[e-lang] Indecision is the mother of convention (was: Handling
Mark S. Miller
markm at caplet.com
Sun Apr 25 14:57:16 EDT 2004
I am desperate to put the Unicode issue to bed adequately for 0.9/alpha, and
proceed to specify the more interesting aspects of Kernel-E. However, specs
proceed in bottom for good reasons, and there were genuine correctness and
security issues at stake, and Unicode is a whole world unto itself (which I
hope most E programmers will never need to learn about). So pinning this
down was much harder than I thought it would be. The new draft proposal can
be found at http://www.erights.org/data/common-syntax/index.html . I have
documented there both draft proposed decisions, rationale for them, and
remaining open questions. I await your comments.
At 09:31 PM 4/18/2004 Sunday, Mark S. Miller wrote:
>At 08:58 PM 4/18/2004 Sunday, Jonathan S. Shapiro wrote:
>>PLEASE let us not re-invent string representation! This issue has been
>>firmly beaten to death in the context of the design of other languages,
>>and there are established solutions. Even if they are inferior, use
>>[out of order]
>>There simply *isn't* a right solution here. Pick a language that you
>>respect -- perhaps Perl or Python, both of which have extensive
>>experience with this issue -- and follow their lead.
>I would very much like to delegate to an adequate prior design.
From web searching, I found nothing relevant about Perl. Perhaps I didn't
search well enough. Pointers would still be appreciated.
I include on these draft pages the relevant links I found into the
literatures of Python, Java, W3C, and of course Unicode itself. (See
I found surprisingly little from Python that was helpful. I was very
pleasantly surprised at how helpful various W3C documents were.
In writing this, I think I found a bug in rfc2119
At 09:09 PM 4/18/2004 Sunday, Mark S. Miller wrote:
>At 07:31 PM 4/18/2004 Sunday, David Hopwood wrote:
>>Mark S. Miller wrote:
>>>Should any surrogate code points remain after these steps, the source text MUST be statically rejected.
>>>E 0.9 implementation limit: If the above decoding would result in a character larger than an E platform's implementation limits, that source text MUST be statically rejected.
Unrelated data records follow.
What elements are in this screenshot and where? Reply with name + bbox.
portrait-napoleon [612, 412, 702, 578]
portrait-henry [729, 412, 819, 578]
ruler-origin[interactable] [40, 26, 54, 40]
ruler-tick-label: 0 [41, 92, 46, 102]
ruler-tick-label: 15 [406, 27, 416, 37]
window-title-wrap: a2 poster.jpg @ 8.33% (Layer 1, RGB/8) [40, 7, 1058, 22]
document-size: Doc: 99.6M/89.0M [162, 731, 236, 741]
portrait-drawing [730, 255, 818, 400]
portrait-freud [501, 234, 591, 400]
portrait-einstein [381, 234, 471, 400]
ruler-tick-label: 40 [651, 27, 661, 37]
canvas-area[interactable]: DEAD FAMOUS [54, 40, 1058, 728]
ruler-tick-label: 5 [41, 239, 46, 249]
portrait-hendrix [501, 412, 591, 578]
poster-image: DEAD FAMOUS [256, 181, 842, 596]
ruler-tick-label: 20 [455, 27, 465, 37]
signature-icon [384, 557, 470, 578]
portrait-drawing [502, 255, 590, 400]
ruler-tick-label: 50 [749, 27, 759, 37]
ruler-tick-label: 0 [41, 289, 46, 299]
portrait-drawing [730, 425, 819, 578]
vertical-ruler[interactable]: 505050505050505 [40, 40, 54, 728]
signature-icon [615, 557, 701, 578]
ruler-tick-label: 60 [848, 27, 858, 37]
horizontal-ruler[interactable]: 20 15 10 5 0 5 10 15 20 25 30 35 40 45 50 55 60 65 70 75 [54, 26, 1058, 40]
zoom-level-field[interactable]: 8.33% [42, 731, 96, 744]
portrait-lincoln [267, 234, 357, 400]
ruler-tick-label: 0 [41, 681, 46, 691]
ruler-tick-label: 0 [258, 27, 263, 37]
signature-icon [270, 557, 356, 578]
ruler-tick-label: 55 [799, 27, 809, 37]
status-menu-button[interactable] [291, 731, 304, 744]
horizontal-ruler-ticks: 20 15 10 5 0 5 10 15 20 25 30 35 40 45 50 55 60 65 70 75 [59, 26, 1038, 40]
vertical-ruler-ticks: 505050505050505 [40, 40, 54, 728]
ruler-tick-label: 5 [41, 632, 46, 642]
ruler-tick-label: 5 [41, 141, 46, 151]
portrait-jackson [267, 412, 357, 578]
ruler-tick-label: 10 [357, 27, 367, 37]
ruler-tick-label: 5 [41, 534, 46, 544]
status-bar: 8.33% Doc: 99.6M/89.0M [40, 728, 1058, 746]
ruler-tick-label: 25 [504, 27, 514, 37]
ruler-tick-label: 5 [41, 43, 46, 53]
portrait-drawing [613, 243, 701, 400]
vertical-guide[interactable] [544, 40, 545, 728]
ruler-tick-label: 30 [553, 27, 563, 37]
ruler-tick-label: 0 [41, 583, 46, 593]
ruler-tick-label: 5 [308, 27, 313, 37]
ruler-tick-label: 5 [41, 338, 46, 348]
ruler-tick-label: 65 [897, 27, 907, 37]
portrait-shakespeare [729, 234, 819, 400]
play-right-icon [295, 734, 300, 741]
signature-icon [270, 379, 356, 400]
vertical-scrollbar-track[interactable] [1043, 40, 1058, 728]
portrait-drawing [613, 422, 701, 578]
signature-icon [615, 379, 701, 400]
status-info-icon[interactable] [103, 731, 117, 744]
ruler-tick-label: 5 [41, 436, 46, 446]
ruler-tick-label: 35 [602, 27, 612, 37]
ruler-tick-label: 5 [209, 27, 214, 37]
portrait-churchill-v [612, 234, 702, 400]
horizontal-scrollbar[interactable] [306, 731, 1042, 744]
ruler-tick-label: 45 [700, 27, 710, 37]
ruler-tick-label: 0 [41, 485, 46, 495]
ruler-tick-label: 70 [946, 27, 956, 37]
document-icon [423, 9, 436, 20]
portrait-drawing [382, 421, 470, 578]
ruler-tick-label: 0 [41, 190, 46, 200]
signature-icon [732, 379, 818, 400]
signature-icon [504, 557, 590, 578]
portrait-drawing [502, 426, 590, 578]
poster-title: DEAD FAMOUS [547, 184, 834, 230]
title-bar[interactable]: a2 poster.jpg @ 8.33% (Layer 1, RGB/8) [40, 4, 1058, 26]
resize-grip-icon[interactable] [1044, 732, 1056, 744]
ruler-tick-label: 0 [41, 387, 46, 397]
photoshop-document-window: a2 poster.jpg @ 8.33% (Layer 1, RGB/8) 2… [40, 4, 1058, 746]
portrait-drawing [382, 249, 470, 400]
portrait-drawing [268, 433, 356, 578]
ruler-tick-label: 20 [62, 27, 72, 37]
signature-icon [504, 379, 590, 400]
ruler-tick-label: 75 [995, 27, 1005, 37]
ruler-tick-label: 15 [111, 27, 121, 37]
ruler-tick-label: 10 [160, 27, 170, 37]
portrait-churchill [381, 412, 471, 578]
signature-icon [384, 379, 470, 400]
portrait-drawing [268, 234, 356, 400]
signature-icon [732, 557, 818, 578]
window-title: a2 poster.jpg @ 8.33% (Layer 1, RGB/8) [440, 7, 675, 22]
Given that E 0.9's limits are 0..0xFFFF, it suffices to do a UTF-8 decode and reject the source text if this produces either any large characters or any surrogate code points.
>>Agreed for the time being.
>It sounds like we have agreement (for the time being) on the proposed
>operation of E 0.9, but disagreement on what these operational rules mean in
>the larger Unicode context.
Are these pages consistent with your recommendations and our agreements?
(AFAIK, they are, but I'd appreciate having you look it over. Thanks.)
Btw, after learning more about Unicode than I could stand, I went back and
read our correspondence. It all made a lot more sense to me now!
Altogether, I came out of this experience with a newfound respect for how
good a job a committee can do. Unlike IEEE floating point, the Unicode
consortium took on a problem too large to ever fit in the head of one person
or small group. Although many committees allow politics to distract them
from technical issues, in this case, they took on a problem that was
inherently political in its nature. They nevertheless found (or imposed)
abstractions across languages, in order to produce a set of rules that one
person can hold in their head, so that they can write programs that, for
example, a Uyghur speaker can use to write text, even though the programmer
has never heard of Uyghur and the user may not know any English.
The extent of the market is also limited by the divisibility of labor.
However flawed, their efforts to find cross language abstractions that enable
such an astonishing division of labor is nothing less than heroic.